Noone are denying the worker conditions
Noone are denying that the actual creators, be that musicians, photographers, programmers, or otherwise creators, are generally SHAFTED by the publishing industry.
This is exactly why our current copyright laws NEEDS to be remade. They aren't doing what they are supposed to do.
The intent behind the copyright laws, was to make sure the creators didn't get shafted by the printing shops. This was when the printing was a lot more expensive than it is today.
However, the publishing syndicates, along with the recording industry (when that was created), the movie industry (even newer), tv-industry, and video-games industry have turned that around. Instead of the creators being protected against greedy publishers, today the greedy publishers are protected from their customers. Since most of the industry-owners that are contributing to the campaign coffers of the politicians (what would be called "corruption", if it happened in a country we disliked!), are the owners of those inbetweens, the laws has been changed so much that the original creators no longer has any rights (see: slave labour), and the customers have even less rights (remember, we're being degraded to "consumers". This is to stop us from having the rights granted by law to regular customers. Wait and see.) While the administration of the publishing corporation can siphon off enormous money. At the same time, those publishing companies are using every trick in the book to avoid their only real expense: Investment in productions. Their regular trick is to set up a new daughter-company for the production, and use that company to BORROW money from the banks. Then if they decide to pull out, they kill off that company (making sure the company owes its parent company more money than it owes the bank), getting rid of the debt, getting rid of the workers, while grabbing the "Intellectual property" as a downpayment for the debt. Thus, the banks (who run the real risk) and the workers are shafted, while the main company grabs even more money. This is made possible by the loopholes the bought-and-paid-for politicians have greased in the stock-laws, bankrupcy-laws, and copyright laws.
So, we see that more laws than the copyright-law needs an overhaul. Unless we start off by closing off the loopholes for corporations to donate politician-money through the names of their employees, and close all the other laundering-holes that allow corporations to pay for politicians, there is no point in fixing the copyright-law itself. They WILL break it again. As long as corporations have more rights than individuals, they WILL KEEP ON breaking it. And as long as we more-or-less have corporate ownership of the worlds largest military force, the rest of the world has a problem, unless it accepts the law-changes they are spoonfed. Notice however that the same greasing-laws are starting to appear as EU-directives aswell. And notice how the EU-council are "appointed" by career-politicians, instead of being elected by the people. The way the EU is set up, European "consumers" have even less rights than the US ones. (Atleast the US ones can elect their senators). Even for a non-EU-member like Norway, the EU-directives are spoonfed through the EEC, which was forced on the Norwegian population (we had a general election for EU-membership, voted no, and six months later we were an EEC-member instead.), and no politician has the guts to say "let's shred the EEC agreement" before an election. Atleast they had the integrity to say no to a change in our constitution. (the rejected change would more or less surrender sovereign rights from Norway to the EU. Last time those rights were removed from Norway, was when we got some German visitors a while back. I sincerely wish we could treat those EEC people as we treated Blücher.)

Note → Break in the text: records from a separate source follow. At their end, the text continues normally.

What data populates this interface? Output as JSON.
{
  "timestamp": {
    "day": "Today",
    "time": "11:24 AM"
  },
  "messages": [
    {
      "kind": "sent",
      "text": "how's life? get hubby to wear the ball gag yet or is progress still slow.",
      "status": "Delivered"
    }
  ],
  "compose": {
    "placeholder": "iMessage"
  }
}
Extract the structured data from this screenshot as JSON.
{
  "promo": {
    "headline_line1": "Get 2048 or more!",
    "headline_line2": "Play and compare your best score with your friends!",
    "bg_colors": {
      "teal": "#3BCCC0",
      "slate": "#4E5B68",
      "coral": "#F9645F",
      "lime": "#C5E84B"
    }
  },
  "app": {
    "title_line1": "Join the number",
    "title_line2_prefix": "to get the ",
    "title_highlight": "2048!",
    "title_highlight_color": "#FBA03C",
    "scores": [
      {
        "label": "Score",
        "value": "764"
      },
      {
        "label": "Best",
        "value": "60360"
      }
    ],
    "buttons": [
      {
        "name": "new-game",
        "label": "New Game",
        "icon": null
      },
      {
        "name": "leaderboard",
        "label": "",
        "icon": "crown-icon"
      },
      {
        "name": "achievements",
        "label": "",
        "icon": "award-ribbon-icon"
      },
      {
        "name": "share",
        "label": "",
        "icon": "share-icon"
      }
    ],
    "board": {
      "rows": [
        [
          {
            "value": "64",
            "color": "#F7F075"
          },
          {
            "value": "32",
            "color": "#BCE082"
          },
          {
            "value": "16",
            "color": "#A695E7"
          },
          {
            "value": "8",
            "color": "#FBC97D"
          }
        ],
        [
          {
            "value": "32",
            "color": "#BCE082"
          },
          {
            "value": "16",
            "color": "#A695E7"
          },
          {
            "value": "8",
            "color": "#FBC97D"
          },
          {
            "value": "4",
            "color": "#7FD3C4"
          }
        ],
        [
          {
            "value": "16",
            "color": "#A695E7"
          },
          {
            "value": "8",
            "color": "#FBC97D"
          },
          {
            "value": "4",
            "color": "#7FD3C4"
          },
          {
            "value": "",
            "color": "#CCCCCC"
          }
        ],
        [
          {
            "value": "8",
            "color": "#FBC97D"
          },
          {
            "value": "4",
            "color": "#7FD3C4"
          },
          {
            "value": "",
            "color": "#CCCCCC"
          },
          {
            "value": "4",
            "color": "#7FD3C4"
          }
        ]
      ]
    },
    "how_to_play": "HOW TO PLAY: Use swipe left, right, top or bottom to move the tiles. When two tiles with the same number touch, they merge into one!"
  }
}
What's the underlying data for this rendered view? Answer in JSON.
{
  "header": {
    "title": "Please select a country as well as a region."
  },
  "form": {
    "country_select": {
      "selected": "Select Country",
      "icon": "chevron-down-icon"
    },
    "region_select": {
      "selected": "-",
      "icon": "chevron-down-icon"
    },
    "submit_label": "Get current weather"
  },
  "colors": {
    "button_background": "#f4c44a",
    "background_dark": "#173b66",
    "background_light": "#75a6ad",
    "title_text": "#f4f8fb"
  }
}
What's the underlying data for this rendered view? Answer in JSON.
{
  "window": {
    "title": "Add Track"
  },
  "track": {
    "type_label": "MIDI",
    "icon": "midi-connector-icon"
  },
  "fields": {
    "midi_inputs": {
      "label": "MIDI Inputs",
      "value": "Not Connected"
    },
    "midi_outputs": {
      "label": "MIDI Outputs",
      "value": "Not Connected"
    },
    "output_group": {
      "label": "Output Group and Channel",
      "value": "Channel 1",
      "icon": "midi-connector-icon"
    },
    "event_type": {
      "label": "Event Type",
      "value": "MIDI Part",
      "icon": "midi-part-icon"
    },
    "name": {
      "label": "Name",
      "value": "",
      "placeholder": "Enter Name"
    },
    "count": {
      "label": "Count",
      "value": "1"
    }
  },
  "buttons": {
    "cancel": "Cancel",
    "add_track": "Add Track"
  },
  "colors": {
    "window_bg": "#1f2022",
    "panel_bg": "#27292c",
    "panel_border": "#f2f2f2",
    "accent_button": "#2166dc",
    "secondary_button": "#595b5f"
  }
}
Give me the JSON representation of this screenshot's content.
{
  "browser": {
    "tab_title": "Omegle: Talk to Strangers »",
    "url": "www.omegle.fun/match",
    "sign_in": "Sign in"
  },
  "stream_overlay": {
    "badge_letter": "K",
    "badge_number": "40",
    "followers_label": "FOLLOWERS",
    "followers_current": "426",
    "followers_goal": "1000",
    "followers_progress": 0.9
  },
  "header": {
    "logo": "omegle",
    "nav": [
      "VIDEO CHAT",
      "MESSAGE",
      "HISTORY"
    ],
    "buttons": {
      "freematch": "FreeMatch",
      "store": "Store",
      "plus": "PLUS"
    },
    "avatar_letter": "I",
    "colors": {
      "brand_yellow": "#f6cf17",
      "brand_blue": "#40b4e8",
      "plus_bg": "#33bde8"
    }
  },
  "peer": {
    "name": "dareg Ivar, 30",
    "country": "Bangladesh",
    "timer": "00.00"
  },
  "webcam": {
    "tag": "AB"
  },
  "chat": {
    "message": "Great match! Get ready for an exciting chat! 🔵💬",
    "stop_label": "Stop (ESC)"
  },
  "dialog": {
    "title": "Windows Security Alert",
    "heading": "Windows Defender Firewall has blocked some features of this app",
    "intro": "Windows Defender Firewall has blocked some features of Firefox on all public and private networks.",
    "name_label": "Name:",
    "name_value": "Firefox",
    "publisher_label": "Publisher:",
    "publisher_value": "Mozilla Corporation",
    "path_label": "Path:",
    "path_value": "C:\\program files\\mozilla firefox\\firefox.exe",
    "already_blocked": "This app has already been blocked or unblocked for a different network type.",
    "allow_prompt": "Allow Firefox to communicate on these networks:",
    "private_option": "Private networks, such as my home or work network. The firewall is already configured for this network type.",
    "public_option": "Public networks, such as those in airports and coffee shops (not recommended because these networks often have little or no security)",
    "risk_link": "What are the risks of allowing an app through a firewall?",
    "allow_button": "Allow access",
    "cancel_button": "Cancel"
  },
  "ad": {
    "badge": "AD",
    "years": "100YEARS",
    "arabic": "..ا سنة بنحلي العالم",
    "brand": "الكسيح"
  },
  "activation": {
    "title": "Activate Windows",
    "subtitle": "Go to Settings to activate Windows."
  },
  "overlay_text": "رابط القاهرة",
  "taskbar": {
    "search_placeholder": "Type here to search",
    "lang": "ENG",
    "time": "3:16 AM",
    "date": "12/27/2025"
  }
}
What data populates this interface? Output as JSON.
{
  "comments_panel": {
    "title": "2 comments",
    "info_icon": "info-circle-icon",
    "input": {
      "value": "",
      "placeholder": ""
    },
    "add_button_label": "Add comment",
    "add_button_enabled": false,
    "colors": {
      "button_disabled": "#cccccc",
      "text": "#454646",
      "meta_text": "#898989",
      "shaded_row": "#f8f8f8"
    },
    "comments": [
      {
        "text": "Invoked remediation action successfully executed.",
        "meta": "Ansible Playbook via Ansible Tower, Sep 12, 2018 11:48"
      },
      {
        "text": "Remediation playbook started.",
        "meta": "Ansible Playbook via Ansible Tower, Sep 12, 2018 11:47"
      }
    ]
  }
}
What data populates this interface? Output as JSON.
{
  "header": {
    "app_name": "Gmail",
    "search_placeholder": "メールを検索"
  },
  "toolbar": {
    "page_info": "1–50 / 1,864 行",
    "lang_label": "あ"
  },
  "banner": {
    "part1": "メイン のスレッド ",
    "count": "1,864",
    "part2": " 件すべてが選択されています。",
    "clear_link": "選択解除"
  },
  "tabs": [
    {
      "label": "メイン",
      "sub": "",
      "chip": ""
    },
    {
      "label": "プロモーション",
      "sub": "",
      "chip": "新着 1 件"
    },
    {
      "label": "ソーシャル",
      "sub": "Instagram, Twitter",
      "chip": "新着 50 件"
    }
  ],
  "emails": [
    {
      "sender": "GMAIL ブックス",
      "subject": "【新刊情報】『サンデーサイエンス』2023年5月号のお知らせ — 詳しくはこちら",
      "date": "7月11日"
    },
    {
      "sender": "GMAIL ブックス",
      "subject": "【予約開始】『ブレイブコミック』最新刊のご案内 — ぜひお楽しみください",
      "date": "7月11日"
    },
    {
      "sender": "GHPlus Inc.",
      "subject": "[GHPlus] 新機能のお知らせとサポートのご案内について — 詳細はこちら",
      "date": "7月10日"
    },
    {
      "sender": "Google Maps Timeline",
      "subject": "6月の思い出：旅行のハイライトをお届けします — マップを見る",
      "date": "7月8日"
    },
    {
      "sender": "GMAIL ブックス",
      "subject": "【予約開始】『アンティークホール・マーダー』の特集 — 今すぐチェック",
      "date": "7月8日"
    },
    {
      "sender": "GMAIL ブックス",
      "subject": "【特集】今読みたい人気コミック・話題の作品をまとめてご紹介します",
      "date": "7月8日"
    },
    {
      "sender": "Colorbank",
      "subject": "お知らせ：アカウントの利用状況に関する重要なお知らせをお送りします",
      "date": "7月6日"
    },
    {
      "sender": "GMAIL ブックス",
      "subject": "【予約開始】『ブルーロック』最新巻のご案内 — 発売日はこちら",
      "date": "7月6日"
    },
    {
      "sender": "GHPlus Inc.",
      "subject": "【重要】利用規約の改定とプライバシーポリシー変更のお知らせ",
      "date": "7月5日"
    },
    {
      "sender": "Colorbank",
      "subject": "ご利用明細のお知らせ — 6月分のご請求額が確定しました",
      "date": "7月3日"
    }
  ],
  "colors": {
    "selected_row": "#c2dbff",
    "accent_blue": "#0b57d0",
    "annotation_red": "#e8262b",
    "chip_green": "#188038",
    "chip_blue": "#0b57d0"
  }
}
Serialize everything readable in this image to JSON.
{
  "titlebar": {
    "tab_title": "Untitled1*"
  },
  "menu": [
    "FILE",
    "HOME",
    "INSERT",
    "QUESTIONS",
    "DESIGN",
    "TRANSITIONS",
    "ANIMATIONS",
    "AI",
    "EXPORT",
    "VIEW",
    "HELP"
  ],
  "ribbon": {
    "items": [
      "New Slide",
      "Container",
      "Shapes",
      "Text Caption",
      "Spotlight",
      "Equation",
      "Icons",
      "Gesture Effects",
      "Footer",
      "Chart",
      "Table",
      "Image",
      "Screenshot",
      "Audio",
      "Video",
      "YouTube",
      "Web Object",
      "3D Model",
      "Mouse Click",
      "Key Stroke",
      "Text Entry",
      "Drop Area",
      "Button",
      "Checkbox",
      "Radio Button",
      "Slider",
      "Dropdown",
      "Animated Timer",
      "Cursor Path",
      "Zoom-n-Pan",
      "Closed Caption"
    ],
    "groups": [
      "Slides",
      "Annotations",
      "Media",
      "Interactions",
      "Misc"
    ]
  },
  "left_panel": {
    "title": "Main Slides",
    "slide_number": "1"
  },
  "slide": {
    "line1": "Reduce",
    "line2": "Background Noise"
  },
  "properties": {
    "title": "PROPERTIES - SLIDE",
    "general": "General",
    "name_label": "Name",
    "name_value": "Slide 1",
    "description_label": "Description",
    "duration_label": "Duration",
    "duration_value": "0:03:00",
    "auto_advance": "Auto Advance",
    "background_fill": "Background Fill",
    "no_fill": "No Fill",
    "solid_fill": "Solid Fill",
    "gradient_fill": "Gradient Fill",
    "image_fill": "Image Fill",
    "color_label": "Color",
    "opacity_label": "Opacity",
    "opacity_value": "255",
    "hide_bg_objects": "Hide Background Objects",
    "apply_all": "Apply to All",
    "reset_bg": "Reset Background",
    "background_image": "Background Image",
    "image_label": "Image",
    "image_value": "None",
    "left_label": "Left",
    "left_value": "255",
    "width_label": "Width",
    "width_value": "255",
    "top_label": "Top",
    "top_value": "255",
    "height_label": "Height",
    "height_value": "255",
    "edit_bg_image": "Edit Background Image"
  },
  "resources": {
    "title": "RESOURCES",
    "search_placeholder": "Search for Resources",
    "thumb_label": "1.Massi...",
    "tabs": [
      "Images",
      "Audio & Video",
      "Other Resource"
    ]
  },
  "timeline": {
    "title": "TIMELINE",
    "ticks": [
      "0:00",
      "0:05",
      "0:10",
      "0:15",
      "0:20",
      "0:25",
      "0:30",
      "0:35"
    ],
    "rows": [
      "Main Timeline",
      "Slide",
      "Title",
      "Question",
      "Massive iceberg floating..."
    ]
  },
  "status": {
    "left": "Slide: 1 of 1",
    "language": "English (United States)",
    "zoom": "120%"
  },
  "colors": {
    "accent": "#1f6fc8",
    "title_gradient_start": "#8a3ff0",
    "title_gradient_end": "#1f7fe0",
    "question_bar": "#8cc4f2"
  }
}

So, back to the subject: Are we going to see those rules for "file-sharers"? It wouldn't surprise me one bit. Given the way politicians are being paid for, it wouldn't even surprise me if we get a "media purchase act", adding a levvy to all recordable media (including hdds), to compensate for downloads, and then get laws that make it a criminal offence to download, probably punishable by half-a-lifetime in an outsourced re-education-camp run by the media syndicates. This way they get to shaft us both ways.